Tiamtu (from the above it may be supposed that the real pronunciation was as indicated by the Greek form, namely, Tiauthu), meaning originally “the sea,” [pg 068] became then the personification of the watery deep as the producer of teeming animal life such as we find in the waters everywhere. Dominating and covering at first the whole earth, it was she who was the first producer of living things, but when the land appeared, and creatures of higher organization and intelligence began, under the fostering care of the higher divinities, to make their appearance, she saw, so the Babylonians seem to have thought, that with the advent of man, whom the gods purposed forming, her power and importance would, in a short time, disappear, and rebellion on her part was the result. How, in the Babylonian legends, this conflict ended, the reader of the foregoing pages knows, and after her downfall and destruction or subjugation, she retained her productive power under the immediate control and direction of the gods under whose dominion she had fallen.

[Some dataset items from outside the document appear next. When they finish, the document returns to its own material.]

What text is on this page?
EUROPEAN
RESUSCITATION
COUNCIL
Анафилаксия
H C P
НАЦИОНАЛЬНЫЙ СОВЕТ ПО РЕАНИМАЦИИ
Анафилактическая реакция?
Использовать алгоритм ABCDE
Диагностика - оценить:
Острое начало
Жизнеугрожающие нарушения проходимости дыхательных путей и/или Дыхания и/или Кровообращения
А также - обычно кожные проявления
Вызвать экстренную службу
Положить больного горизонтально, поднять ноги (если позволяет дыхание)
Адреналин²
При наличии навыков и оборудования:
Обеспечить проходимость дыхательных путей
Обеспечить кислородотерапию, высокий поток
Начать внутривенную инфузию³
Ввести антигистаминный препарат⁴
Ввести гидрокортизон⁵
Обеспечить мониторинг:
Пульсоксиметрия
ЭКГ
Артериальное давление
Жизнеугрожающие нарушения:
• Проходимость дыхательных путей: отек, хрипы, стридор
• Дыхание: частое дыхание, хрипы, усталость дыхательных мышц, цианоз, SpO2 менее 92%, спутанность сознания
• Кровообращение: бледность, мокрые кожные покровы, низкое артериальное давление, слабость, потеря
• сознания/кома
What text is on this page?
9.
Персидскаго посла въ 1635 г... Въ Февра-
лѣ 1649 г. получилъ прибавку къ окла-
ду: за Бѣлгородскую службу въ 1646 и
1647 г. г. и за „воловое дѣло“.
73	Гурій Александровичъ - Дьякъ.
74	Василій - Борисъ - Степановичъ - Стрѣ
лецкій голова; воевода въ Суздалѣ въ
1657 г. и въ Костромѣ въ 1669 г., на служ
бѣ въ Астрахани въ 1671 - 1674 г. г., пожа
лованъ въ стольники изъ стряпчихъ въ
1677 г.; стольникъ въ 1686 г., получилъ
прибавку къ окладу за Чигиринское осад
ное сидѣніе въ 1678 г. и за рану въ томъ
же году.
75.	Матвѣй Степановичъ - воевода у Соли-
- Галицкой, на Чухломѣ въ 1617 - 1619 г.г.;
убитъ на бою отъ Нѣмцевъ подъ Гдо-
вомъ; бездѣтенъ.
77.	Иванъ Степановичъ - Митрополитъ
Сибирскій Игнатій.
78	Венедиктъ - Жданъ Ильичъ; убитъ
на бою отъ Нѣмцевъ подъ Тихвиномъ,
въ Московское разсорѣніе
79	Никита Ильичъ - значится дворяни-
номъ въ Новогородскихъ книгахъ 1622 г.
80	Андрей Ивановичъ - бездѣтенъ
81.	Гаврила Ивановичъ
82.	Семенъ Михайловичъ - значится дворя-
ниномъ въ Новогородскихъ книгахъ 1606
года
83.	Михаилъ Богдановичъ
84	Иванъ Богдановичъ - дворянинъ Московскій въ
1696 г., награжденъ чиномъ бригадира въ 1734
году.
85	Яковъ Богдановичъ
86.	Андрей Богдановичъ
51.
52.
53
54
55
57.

Tiamtu is represented in the Old Testament by tehôm, which occurs in Gen. i. 2, where both the Authorised and Revised Versions translate “the deep.” The Hebrew form of the word, however, is not quite the same, the Assyrian feminine ending being absent.
To all appearance the legend of Tiamtu was well known all over Western Asia. As Gunkel and Zimmern have shown, there is a reference thereto in Ps. lxxxix. 10, where Rahab, who was broken in pieces, is referred to, and under the same name she appears also in Isaiah li. 9, with the additional statement that she is the dragon who was pierced; likewise in Job xxvi. 12 and ix. 13, where her followers are said to be referred to; in Ps. lxxiv. 14 the dragon whose heads (a plural probably typifying the diverse forms under which Nature's creative power appears) are spoken of. Tiamtu, as Rahab and the dragon, therefore played a part in Hebrew legends of old as great, perhaps, as in the mythology of Babylonia, where she seems to have originated.